Chicago - September, 2009 - Michigan Avenue
Frank Gehry’s exuberant architecture seems to have taken the world by storm. I'll vouch for the architect's design of the Walt Disney Concert Hall in downtown Los Angeles.
The building proved to have superb acoustics when I heard a string quartet play there. Before attending the concert, I'd been won over by Gehry's exuberant style,
impressed by the Concert Hall's open-air gardens, which are also open to the public.
On my must-see list of Gehry buildings? The acclaimed Guggenheim Bilbao Museum
turned Bilbao, a Spanish port city, into a must-see destination.
In the meantime, I visit Chicago in September during the World Music Festival,
where venues for free performances include the
Gehry-designed Pritzker Pavilion.
Millennium Park Peristyle Monument (replica)
Millennium Park Peristyle Monument (replica)
The music from the Pavilion carries clear as a bell over an extensive area, encompassing the parkland and the Lurie Garden.

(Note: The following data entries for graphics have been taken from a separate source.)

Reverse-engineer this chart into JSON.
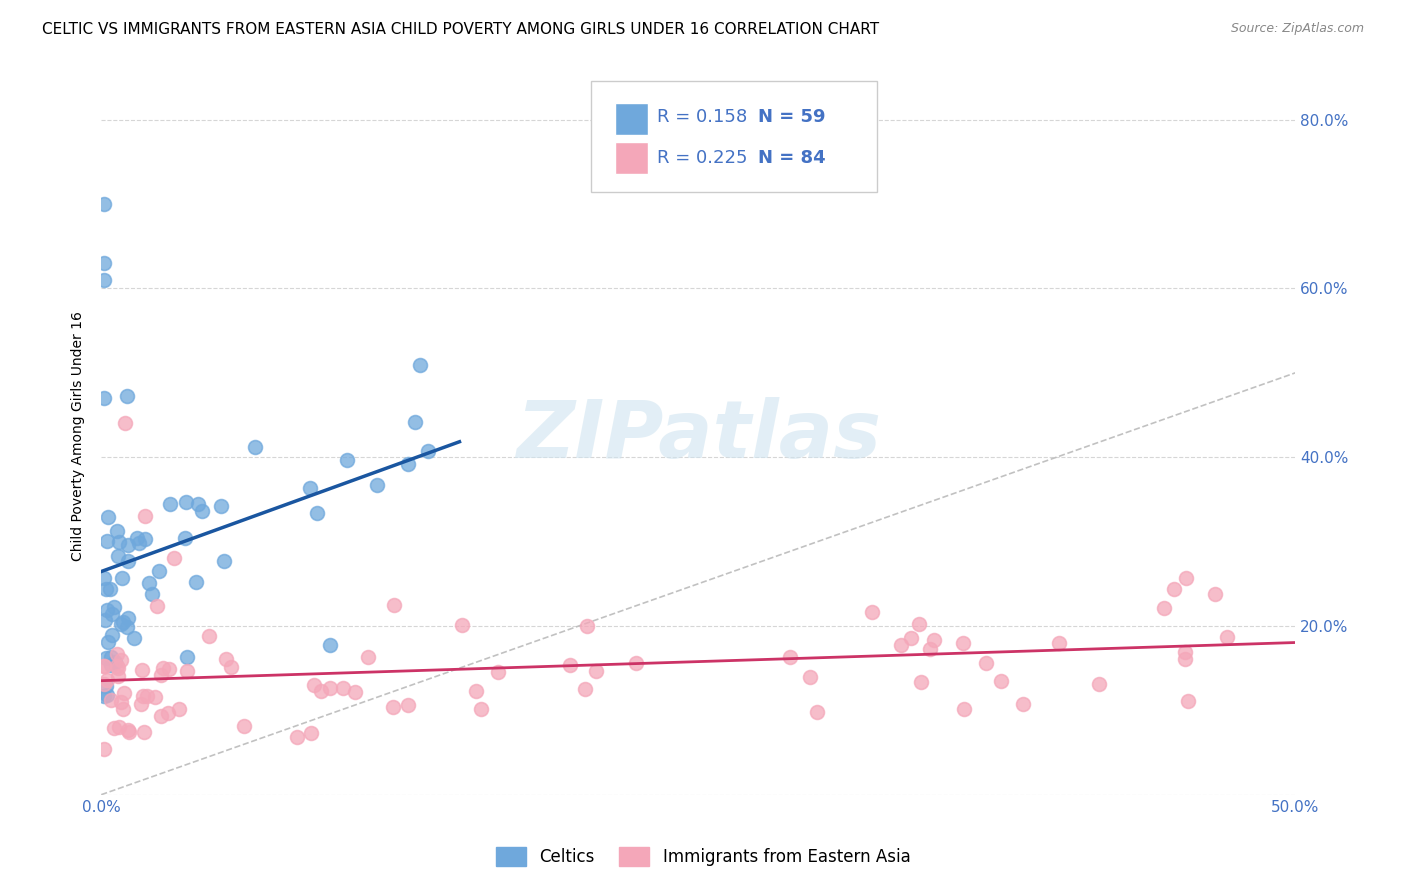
{
  "title": "CELTIC VS IMMIGRANTS FROM EASTERN ASIA CHILD POVERTY AMONG GIRLS UNDER 16 CORRELATION CHART",
  "source": "Source: ZipAtlas.com",
  "axis_color": "#4472c4",
  "ylabel": "Child Poverty Among Girls Under 16",
  "xlim": [
    0.0,
    0.5
  ],
  "ylim": [
    0.0,
    0.85
  ],
  "celtics_color": "#6fa8dc",
  "celtics_edge_color": "#6fa8dc",
  "immigrants_color": "#f4a7b9",
  "immigrants_edge_color": "#f4a7b9",
  "celtics_line_color": "#1a56a0",
  "immigrants_line_color": "#cc3366",
  "diagonal_color": "#bbbbbb",
  "legend_r1": "R = 0.158",
  "legend_n1": "N = 59",
  "legend_r2": "R = 0.225",
  "legend_n2": "N = 84",
  "legend_label1": "Celtics",
  "legend_label2": "Immigrants from Eastern Asia",
  "background_color": "#ffffff",
  "grid_color": "#cccccc",
  "title_fontsize": 11,
  "axis_label_fontsize": 10,
  "tick_fontsize": 11,
  "watermark_color": "#d0e4f0",
  "r_n_color": "#4472c4"
}
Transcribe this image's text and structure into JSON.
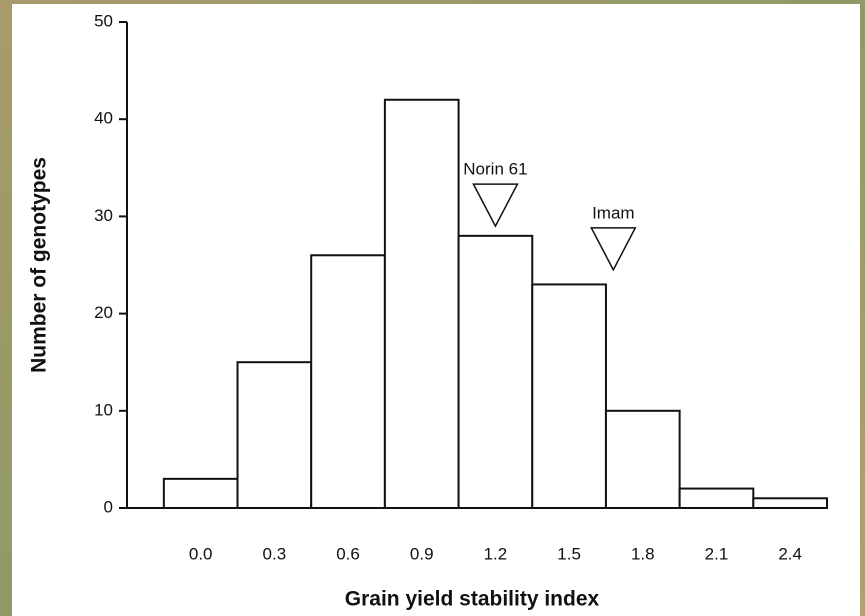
{
  "chart_data": {
    "type": "histogram",
    "xlabel": "Grain yield stability index",
    "ylabel": "Number of genotypes",
    "bins": [
      -0.15,
      0.15,
      0.45,
      0.75,
      1.05,
      1.35,
      1.65,
      1.95,
      2.25,
      2.55
    ],
    "values": [
      3,
      15,
      26,
      42,
      28,
      23,
      10,
      2,
      1
    ],
    "color": "#ffffff",
    "xlim": [
      -0.3,
      2.55
    ],
    "xticks": [
      {
        "value": 0,
        "label": "0.0"
      },
      0.3,
      0.6,
      0.9,
      1.2,
      1.5,
      1.8,
      2.1,
      2.4
    ],
    "ylim": [
      0,
      50
    ],
    "yticks": [
      0,
      10,
      20,
      30,
      40,
      50
    ],
    "annotations": [
      {
        "text": "Norin 61",
        "x": 1.2,
        "y": 29
      },
      {
        "text": "Imam",
        "x": 1.68,
        "y": 24.5
      }
    ]
  }
}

The view on the right shows the garden, photographed through the glass wall of the sculpture terrace atop the new wing of the Art Institute of Chicago, designed by Italian architect Renzo Piano.
(Next feature will focus on the Lurie Garden, with plantings by Piet Oudolf.)
In the distance, across Monroe Street, the newly opened, Renzo Piano-designed wing of the Art Institute of Chicago. The straightforward, strongly rectilinear lines of the building aim to complement the
angular modernity of the Millennium Park landscape and minimalist Lurie Garden. Fantastic views unfold from the raised walkway connecting the Lurie Garden to the Art Institute!
Beckoning from on high, the ramp invites you to enter either ....the museum,
or Terzo Piano, an elegant new restaurant.